Sony FE 28-60mm F4-5.6
- Maker: Sony
- Lens mount(s): Sony E-mount

Technical data
- Type: Zoom
- Focal length: 28-60mm
- Image format: 35mm full-frame
- Aperture (max/min): f/4.0 (22.0) - 5.6 (32.0)
- Close focus distance: 0.30m (0.98ft)
- Max. magnification: 0.16x
- Diaphragm blades: 7
- Construction: 8 elements in 7 groups

Features
- Manual focus override: Yes
- Weather-sealing: Yes
- Lens-based stabilization: No
- Aperture ring: No

Physical
- Min. length: 45mm
- Diameter: 67mm
- Weight: 167g
- Filter diameter: 40.5mm
- Color: black

Accessories
- Lens hood: none

Retail info
- MSRP: 499 USD

= Sony FE 28-60mm F4-5.6 =

The Sony FE 28-60mm F4-5.6 is a full-frame variable maximum aperture standard zoom lens for the Sony E-mount, announced by Sony on September 14, 2020. It was introduced on the same day as the Sony α7C, for which it is available bundled as a kit lens. At 167g it is the smallest and lightest full-frame zoom lens available for the E-mount.

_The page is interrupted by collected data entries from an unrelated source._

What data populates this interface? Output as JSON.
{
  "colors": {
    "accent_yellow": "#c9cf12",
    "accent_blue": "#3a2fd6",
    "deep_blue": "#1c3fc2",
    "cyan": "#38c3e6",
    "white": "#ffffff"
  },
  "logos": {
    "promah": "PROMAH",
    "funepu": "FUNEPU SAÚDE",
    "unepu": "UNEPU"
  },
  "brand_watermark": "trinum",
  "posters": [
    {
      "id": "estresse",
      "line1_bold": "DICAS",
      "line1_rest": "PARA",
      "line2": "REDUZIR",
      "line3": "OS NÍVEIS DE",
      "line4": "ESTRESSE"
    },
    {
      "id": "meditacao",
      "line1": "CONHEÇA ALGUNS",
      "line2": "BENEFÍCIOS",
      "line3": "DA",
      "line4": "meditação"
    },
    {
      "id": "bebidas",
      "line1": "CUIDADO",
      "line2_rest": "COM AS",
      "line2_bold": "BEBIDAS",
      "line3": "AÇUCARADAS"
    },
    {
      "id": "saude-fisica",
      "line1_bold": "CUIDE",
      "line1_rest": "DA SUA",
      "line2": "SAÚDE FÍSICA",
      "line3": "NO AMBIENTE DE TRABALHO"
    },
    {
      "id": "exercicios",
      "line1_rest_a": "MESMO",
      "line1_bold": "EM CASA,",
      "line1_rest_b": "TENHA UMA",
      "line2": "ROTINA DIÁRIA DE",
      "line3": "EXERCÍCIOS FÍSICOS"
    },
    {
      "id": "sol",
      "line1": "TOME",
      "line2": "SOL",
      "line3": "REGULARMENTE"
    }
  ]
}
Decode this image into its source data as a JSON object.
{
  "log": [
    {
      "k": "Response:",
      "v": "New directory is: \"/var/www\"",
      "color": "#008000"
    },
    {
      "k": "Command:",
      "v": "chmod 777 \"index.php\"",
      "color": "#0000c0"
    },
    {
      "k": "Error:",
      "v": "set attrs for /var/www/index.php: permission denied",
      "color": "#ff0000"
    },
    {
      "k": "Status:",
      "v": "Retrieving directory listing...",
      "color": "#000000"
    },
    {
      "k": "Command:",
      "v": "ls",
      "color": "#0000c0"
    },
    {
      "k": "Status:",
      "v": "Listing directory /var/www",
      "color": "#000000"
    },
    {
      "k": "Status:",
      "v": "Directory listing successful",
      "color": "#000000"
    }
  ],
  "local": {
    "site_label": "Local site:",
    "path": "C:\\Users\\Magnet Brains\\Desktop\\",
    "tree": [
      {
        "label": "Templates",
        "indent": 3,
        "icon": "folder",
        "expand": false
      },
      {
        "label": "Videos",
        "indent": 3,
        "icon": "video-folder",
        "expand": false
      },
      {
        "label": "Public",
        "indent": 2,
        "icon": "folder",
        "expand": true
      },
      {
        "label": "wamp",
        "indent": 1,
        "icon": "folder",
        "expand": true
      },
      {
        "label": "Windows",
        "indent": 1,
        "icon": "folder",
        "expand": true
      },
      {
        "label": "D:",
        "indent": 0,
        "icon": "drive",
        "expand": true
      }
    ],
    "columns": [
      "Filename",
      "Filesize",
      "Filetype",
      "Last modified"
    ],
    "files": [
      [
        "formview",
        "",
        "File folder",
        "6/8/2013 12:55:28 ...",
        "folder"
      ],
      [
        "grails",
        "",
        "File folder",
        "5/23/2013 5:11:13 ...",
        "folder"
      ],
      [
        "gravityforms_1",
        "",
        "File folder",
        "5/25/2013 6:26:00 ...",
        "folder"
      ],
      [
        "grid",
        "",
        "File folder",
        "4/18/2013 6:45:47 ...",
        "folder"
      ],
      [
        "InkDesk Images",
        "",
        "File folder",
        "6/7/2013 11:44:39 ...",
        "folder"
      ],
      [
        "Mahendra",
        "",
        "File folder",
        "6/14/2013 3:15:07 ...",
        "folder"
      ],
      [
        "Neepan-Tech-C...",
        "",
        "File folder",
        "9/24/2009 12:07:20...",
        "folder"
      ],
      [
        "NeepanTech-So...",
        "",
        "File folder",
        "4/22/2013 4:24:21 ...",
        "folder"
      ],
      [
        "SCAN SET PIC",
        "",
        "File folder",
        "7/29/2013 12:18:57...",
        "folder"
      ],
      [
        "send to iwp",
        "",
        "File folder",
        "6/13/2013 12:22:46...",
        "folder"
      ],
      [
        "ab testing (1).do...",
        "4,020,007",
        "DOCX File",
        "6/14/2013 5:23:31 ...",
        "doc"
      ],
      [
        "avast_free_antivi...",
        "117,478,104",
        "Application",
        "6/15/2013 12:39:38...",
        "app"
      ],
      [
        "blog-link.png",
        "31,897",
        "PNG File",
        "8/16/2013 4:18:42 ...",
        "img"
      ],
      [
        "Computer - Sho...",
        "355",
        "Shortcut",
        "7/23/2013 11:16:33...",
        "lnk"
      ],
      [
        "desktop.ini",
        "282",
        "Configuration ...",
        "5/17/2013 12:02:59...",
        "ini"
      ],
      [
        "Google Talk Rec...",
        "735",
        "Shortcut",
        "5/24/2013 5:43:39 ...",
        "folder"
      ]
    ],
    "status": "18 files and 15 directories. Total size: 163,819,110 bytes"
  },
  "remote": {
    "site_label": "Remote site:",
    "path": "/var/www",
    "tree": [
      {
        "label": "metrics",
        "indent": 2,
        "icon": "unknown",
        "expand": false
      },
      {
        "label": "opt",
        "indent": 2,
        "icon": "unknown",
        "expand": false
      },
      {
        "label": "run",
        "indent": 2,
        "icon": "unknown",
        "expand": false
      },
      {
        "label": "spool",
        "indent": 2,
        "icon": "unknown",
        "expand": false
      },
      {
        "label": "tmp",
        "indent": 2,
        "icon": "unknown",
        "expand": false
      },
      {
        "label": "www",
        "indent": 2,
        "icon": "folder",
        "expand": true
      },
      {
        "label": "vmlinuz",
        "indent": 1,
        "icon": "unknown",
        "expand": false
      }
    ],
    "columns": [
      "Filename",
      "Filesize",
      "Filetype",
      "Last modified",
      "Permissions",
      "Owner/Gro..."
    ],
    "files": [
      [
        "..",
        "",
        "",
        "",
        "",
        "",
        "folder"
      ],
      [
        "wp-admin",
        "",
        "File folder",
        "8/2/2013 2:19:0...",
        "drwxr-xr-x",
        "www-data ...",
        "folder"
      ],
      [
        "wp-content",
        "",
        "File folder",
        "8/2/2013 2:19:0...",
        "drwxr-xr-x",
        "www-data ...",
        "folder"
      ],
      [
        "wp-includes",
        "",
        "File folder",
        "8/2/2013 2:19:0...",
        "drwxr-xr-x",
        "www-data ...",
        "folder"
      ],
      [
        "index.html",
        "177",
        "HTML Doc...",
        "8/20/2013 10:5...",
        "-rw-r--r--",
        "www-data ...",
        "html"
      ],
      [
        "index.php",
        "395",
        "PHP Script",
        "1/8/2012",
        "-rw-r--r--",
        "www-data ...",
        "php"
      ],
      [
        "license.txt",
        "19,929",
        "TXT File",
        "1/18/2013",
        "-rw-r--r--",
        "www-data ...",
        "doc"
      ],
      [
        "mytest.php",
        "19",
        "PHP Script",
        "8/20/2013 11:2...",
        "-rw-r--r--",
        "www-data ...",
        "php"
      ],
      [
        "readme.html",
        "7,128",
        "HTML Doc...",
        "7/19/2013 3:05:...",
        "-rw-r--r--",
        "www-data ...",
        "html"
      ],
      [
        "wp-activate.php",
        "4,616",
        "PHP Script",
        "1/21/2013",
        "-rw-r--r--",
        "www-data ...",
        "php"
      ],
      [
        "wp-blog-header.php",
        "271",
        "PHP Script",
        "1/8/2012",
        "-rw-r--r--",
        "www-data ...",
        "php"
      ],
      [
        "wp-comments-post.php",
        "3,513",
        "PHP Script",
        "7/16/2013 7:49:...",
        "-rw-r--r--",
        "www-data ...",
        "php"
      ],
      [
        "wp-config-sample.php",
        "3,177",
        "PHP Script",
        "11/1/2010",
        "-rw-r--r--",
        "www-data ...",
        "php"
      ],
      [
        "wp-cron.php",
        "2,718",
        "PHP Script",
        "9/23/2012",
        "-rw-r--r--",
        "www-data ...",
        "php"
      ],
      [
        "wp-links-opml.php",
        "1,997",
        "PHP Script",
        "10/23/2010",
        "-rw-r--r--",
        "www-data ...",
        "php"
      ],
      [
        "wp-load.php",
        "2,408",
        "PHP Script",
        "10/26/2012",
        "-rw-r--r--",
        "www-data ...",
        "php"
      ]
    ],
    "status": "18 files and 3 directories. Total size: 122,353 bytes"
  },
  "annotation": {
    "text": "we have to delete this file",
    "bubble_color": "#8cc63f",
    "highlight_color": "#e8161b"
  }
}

Though designed for Sony's full-frame E-mount cameras, the lens can be used on Sony's APS-C E-mount camera bodies, with an equivalent full-frame field-of-view of 42-90mm (1.5x crop factor).

== Construction ==
The lens has a plastic exterior with a plastic zoom ring and smaller electronic focus ring. It also has a mechanical retracting mechanism which must be extended before shooting. The length of the lens varies through the zoom range, but stays constant when focusing. The mount is sealed with a gasket for dust and weather resistance. The lens does not feature optical image stabilization, instead relying on the camera's in-body SteadyShot stabilization when available.

== Optical properties ==
Centre sharpness is high throughout the zoom range, with soft extreme corners that improve as the lens is stopped down to f/8. Vignetting performance is average, occurring most noticeably at the widest focal lengths and apertures. The lens exhibits moderate lateral and longitudinal chromatic aberration; the former is easily corrected either in-camera or in post-processing, with the latter persisting throughout the aperture range. Coma is noticeable but controlled. Strong barrel distortion is seen at 28mm which transitions to slight pincushion distortion at 60mm; however, this is also handled well by the in-camera corrections. The lens is near parfocal.

== Autofocus ==
The lens has an internal linear autofocus motor. It supports both manual focus and direct manual focus modes (DMF) electronically. Focusing is quick, accurate and almost silent, with good low-light performance.